While stablecoins like USDT and xEuro are backed by cash in the bank, the crypto-collateralized stablecoins are backed by cryptocurrencies. This is incredible, because it takes the traditional financial system completely out of the equation.
For example, with the most popular of these systems, MakerDAO, you simply lock your ETH in a smart contract (technically called a CDP — a “collateralized debt position”) and receive the DAI stable coin. When you deposit your DAI, you get your ETH back.
This has both significant upsides and downsides compared to the fiat-backed stable coins.
The advantage is that, as mentioned, the banking system is not part of the process. The system is 100% transparent and decentralized and the collateral cannot get seized by the government, as it is locked in blockchain smart contracts.
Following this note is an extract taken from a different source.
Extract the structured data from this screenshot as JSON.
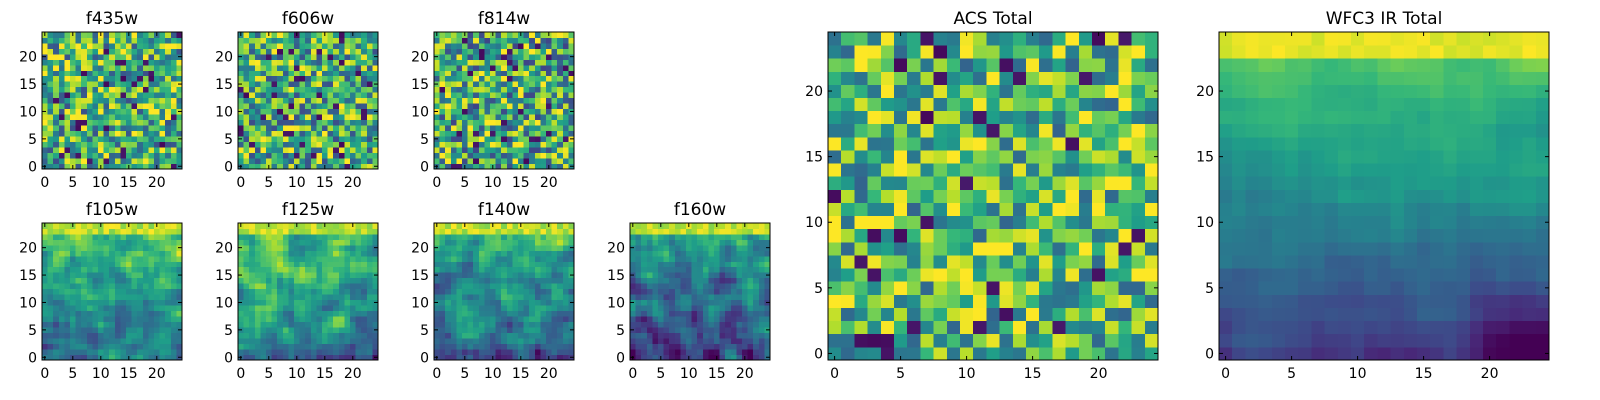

The downside is paradoxically the same as the upside: the banking system is not part of the process, so there is no way to exchange the stablecoin for fiat money. In this system we are limited to transacting in cryptocurrency only.
This means that crypto-collateralized Stablecoins like MakerDAO’s DAI can be used for commerce and for trading, but not for FIAT on-ramp, i.e. not for moving funds from fiat into cryptocurrency and back.
There is another significant downside with a system like MakerDAO. When you lock in your cryptocurrency and receive a loan in Stablecoins, you pay an interest rate. Lately, this interest rate has been frequently raised by the MakerDAO foundation. A user might have taken out a loan in DAI stablecoin with a 2% annual interest rate (called “stability fee” in MakerDAO) and a few months later they have to pay 19.5% annual interest rate.
With Tether and xEuro the transaction commissions are fixed and fairly small, yet with the crypto-collateralized there is an addition volatility with interest fees — they are subject to change at any moment (or at least when the voting token holders support such a change).
Stablecoins are incredibly important for the cryptocurrency industry as a whole, both as a means to reduce volatility for crypto commerce and to provide a gateway between the traditional finance (fiat money) and cryptocurrency.
At the moment, popular Stablecoins like Tether suffer from transparency and regulation issues and a new generation of stablecoins attempts to solve this via different routes, like full regulatory compliance in the case of xEuro, or fully migrating to the blockchain world, like MakerDAO.
These developments in the stablecoin industry will drive more adoption for cryptocurrencies and reduce risks and frictions associated with government regulations.